Relatório do Instituto Vladimir Herzog monitora as recomendações feitas pela Comissão Nacional da Verdade sobre as violações dos direitos humanos pelo Estado brasileiro

Aline Gouveia
postado em 26/04/2023 16:43 / atualizado em 17/07/2023 11:57
O documento propõe fortalecimento das políticas públicas de atenção à saúde dos povos indígenas  -  (crédito: Minervino Júnior/CB/D.A Press)
O documento propõe fortalecimento das políticas públicas de atenção à saúde dos povos indígenas - (crédito: Minervino Júnior/CB/D.A Press)

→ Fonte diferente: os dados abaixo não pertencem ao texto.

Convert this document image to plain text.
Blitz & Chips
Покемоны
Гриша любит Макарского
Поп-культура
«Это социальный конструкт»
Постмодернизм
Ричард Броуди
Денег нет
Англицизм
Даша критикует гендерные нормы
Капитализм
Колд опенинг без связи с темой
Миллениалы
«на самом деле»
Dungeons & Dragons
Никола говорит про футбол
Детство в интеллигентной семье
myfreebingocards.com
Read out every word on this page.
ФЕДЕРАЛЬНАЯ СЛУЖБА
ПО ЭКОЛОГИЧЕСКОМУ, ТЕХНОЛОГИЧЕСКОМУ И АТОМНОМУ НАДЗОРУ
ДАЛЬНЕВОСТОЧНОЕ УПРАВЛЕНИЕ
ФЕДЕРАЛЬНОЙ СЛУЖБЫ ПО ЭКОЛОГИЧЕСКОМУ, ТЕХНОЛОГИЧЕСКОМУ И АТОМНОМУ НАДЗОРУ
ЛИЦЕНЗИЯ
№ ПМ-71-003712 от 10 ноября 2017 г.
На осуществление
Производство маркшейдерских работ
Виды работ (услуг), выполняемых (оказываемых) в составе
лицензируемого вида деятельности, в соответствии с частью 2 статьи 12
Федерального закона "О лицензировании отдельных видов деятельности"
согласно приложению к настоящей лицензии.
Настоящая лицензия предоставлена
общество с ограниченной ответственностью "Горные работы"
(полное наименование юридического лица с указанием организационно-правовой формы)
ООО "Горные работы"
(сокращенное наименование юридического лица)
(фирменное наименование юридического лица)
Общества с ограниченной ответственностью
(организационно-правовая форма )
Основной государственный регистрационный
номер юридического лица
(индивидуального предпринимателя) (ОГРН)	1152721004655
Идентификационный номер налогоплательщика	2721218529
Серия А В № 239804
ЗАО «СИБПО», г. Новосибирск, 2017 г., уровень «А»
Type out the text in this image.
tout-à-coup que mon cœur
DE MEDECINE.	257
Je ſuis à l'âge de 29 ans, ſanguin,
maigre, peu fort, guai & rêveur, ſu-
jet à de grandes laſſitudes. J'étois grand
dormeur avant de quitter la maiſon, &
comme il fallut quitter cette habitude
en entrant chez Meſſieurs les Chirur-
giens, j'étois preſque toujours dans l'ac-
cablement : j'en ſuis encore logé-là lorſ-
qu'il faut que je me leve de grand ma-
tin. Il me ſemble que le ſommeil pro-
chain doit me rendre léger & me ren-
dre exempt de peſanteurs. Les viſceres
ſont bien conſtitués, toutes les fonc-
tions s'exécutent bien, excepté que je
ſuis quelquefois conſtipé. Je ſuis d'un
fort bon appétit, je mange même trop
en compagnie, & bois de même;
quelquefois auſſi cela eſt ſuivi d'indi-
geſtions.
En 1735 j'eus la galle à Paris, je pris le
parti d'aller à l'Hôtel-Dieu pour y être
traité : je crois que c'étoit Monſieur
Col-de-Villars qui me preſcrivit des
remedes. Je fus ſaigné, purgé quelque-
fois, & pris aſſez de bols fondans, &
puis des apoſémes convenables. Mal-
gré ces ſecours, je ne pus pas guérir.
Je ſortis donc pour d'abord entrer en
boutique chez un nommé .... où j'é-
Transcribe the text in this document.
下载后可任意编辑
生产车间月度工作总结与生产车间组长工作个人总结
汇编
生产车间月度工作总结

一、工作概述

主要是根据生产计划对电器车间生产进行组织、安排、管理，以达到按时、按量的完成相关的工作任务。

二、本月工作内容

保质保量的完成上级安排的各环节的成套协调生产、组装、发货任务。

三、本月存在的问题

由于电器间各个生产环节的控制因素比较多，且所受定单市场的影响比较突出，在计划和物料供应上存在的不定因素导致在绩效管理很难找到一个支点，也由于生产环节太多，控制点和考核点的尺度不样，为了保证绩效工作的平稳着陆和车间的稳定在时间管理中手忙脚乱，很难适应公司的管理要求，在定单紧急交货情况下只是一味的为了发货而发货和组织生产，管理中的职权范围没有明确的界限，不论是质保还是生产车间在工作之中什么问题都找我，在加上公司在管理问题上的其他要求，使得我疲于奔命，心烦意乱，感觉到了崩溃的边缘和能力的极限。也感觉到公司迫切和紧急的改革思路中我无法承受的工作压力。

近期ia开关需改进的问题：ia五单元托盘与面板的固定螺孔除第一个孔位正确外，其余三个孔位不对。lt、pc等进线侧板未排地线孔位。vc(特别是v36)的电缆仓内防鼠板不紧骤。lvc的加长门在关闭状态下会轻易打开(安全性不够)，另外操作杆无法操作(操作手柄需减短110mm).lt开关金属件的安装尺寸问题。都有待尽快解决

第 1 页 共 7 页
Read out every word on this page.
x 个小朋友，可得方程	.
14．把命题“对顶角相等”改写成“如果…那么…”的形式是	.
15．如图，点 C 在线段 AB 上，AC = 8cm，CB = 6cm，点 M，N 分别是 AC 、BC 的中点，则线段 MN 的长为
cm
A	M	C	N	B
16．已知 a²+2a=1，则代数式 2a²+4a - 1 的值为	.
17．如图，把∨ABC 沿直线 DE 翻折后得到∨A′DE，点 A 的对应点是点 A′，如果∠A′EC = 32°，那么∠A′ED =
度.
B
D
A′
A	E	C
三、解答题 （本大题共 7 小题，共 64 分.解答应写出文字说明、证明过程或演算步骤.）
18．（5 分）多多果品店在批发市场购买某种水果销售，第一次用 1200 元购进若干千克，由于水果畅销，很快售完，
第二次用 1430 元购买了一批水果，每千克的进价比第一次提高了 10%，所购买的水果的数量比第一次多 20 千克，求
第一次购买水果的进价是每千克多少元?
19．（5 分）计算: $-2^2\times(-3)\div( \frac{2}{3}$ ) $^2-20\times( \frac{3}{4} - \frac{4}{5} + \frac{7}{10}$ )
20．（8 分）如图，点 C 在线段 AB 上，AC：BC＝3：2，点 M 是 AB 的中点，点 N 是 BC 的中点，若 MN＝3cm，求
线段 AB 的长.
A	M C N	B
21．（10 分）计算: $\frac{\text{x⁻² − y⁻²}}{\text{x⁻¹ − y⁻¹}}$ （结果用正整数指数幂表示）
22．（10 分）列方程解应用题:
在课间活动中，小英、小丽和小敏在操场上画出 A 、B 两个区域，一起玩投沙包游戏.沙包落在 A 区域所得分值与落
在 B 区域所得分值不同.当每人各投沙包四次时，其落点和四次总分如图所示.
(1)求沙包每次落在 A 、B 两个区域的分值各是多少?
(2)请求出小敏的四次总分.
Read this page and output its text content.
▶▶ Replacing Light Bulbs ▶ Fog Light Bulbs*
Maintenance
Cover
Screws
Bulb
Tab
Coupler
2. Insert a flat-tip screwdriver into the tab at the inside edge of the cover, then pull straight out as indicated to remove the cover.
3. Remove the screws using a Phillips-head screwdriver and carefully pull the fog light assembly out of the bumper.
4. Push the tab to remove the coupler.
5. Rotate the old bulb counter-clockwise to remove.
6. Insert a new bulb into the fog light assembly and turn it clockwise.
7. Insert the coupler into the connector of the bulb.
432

O Instituto Vladimir Herzog divulgou, nesta quarta-feira (26/4), um relatório de monitaramento das 29 recomendações feitas pela Comissão Nacional da Verdade (CNV) aos Três Poderes da República. A CNV foi instituída em 2012 para investigar as violações de direitos humanos ocorridas entre 18 de setembro de 1946 a 5 de outubro de 1988, no Brasil. Segundo o documento, as 13 recomedações sobre os direitos dos povos indígenas estão em retrocesso.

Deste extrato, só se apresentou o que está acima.